A woman looking to get a manicure while pregnant would be wise to first discuss all potential risks with her physician. Pregnancy precautions rarely include manicures, but doctors will be able to provide specific warnings and advice tailored to each patient. Infections, fume inhalation, and toxin exposure tend to be much riskier during pregnancy.
One of the most common tips for getting a manicure when pregnant is to bring one’s own manicure supplies. A professional manicure technician typically uses nail scissors, cuticle cutters, and nail brushes in the course of prepping nails for polish. So long as these tools are properly sterilized between customers, there is little risk of infection or disease transmission. If the tools are not adequately cleaned, however, they can harbor harmful bacteria. Nail infections are usually easy to fight, but pose a risk to developing fetuses that is easy to mitigate with a minor investment in personal supplies.
Women should also seek out well-ventilated nail salons when getting a manicure when pregnant. Pregnancy hormones often heighten a woman’s sense of smell, and the smell of chemicals common to manicures can cause nausea or discomfort. Some of the more common salon fumes can also be harmful if inhaled for any length of time. If the nail salon also performs hair treatments or uses chemicals for cosmetic procedures, residual particles can be released into the air. Pregnant women should avoid chemical inhalation at all costs.
Most nail varnishes are safe for use in a manicure when pregnant. There is some controversy with respect to whether nail polishes containing the chemical phthalate are acceptable for use on pregnant women, however. Phthalate is a plasticizer used to help the varnish apply in a smooth, even fashion.

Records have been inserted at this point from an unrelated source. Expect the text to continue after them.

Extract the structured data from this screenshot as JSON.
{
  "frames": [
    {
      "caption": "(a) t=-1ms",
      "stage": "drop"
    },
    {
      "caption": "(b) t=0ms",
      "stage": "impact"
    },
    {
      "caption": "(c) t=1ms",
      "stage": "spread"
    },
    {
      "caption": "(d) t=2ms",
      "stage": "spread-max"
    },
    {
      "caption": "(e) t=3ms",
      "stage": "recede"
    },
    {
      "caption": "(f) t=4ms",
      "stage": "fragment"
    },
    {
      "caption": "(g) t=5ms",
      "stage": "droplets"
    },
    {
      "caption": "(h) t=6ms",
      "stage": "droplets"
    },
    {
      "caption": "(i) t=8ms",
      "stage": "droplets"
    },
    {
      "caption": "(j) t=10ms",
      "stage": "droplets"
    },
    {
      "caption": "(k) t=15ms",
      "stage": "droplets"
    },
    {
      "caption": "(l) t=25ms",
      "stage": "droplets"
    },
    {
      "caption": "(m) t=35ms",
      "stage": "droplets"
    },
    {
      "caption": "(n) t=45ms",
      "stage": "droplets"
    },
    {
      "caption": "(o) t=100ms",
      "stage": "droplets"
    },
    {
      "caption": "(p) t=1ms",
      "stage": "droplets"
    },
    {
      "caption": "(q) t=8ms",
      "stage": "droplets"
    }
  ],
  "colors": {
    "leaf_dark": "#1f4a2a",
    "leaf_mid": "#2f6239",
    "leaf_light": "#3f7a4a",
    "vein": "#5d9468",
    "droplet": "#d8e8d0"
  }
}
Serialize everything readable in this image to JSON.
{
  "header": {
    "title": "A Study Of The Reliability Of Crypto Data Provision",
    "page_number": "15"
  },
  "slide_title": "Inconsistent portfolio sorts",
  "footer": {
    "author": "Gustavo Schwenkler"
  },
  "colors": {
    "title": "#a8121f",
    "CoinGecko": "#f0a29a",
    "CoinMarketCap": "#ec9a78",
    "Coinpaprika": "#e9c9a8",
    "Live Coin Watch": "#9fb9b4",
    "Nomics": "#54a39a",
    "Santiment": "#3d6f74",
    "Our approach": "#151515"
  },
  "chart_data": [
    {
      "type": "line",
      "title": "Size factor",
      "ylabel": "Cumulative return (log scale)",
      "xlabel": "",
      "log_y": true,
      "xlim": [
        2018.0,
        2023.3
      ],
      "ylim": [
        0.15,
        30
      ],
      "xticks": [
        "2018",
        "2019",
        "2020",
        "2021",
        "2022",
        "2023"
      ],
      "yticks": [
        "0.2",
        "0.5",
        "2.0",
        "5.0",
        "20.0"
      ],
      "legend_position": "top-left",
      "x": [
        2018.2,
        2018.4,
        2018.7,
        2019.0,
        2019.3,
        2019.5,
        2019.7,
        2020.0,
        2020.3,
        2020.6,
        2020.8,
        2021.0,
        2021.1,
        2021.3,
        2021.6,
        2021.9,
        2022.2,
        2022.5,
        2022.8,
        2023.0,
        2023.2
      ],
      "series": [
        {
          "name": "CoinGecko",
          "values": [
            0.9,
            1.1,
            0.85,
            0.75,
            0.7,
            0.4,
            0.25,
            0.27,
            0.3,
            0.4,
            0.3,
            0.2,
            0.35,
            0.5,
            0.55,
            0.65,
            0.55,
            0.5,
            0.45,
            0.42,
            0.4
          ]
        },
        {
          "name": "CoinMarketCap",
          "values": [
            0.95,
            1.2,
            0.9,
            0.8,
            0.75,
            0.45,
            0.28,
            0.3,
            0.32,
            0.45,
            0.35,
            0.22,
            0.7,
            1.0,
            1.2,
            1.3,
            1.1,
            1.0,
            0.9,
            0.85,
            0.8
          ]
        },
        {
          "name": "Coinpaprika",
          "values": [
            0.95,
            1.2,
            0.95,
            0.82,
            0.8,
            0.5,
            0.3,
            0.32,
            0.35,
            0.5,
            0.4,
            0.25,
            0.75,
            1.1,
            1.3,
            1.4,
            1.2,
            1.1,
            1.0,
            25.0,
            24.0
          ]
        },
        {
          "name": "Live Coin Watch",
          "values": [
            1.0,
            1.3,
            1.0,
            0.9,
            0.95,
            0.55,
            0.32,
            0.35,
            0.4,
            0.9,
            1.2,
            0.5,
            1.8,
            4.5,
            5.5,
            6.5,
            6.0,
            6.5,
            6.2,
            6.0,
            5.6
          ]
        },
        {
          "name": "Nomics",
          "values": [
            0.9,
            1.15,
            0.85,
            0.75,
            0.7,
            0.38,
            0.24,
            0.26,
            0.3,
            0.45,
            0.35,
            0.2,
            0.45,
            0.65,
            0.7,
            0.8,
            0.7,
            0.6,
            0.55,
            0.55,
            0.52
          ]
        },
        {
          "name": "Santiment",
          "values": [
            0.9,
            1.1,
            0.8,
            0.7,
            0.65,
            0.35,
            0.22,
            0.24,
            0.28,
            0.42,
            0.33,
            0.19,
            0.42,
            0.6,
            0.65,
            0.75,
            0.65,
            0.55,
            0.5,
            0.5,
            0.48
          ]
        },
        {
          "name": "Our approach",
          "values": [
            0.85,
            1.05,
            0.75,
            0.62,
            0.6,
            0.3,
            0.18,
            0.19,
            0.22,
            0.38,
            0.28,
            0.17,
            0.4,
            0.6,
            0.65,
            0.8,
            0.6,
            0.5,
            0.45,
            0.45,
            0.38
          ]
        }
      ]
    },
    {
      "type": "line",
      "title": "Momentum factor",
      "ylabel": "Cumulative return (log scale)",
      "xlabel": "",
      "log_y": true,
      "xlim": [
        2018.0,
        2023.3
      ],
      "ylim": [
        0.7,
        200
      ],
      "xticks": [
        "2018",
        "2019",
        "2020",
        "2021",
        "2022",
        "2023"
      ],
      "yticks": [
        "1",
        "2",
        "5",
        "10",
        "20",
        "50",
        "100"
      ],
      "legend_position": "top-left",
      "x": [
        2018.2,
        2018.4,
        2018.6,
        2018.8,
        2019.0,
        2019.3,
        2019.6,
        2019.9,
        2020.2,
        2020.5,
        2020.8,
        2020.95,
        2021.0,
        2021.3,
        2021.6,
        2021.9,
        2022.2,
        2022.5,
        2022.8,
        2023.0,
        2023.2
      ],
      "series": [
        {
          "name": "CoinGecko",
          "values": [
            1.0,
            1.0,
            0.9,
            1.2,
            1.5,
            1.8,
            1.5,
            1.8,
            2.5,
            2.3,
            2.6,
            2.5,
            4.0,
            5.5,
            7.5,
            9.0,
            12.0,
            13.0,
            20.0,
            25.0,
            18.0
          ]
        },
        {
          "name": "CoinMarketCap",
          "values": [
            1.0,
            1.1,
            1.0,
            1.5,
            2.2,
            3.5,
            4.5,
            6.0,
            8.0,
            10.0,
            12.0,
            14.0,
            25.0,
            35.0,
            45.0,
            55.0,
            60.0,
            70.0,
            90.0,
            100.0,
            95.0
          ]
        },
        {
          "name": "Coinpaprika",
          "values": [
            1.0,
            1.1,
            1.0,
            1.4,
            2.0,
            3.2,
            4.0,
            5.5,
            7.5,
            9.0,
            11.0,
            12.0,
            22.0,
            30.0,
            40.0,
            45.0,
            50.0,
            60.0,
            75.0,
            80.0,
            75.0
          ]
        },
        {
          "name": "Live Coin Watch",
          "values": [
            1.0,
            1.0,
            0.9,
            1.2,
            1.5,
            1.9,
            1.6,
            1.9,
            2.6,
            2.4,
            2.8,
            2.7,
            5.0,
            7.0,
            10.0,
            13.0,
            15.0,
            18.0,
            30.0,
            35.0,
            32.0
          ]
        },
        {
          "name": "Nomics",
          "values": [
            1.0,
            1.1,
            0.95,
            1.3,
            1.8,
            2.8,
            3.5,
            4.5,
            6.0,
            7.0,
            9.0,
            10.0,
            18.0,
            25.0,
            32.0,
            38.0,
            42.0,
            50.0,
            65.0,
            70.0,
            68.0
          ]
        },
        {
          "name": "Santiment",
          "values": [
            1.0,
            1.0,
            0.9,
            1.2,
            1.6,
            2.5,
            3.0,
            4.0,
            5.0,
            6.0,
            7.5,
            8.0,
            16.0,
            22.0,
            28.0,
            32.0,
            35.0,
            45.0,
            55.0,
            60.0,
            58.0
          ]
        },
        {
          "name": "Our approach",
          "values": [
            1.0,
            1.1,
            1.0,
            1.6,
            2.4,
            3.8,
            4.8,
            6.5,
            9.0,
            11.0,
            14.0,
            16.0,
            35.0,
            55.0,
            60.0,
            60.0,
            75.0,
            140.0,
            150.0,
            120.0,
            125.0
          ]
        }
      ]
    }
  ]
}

Some studies have linked the compound to birth defects in animals, but whether there is any risk to humans — and whether that risk is realized with only a topical application to fingernails — remains very much in dispute. Just the same, pregnant women often request phthalate-free nail enamels for their manicures.
At minimum, pregnant women should make their professional manicure specialist aware of the pregnancy. Trained manicure professionals should be well-versed in the risks associated with getting a manicure when pregnant and should be able to recommend safe products and procedures. If a technician does not seem to understand the possible risks, a pregnant woman should probably seek services elsewhere.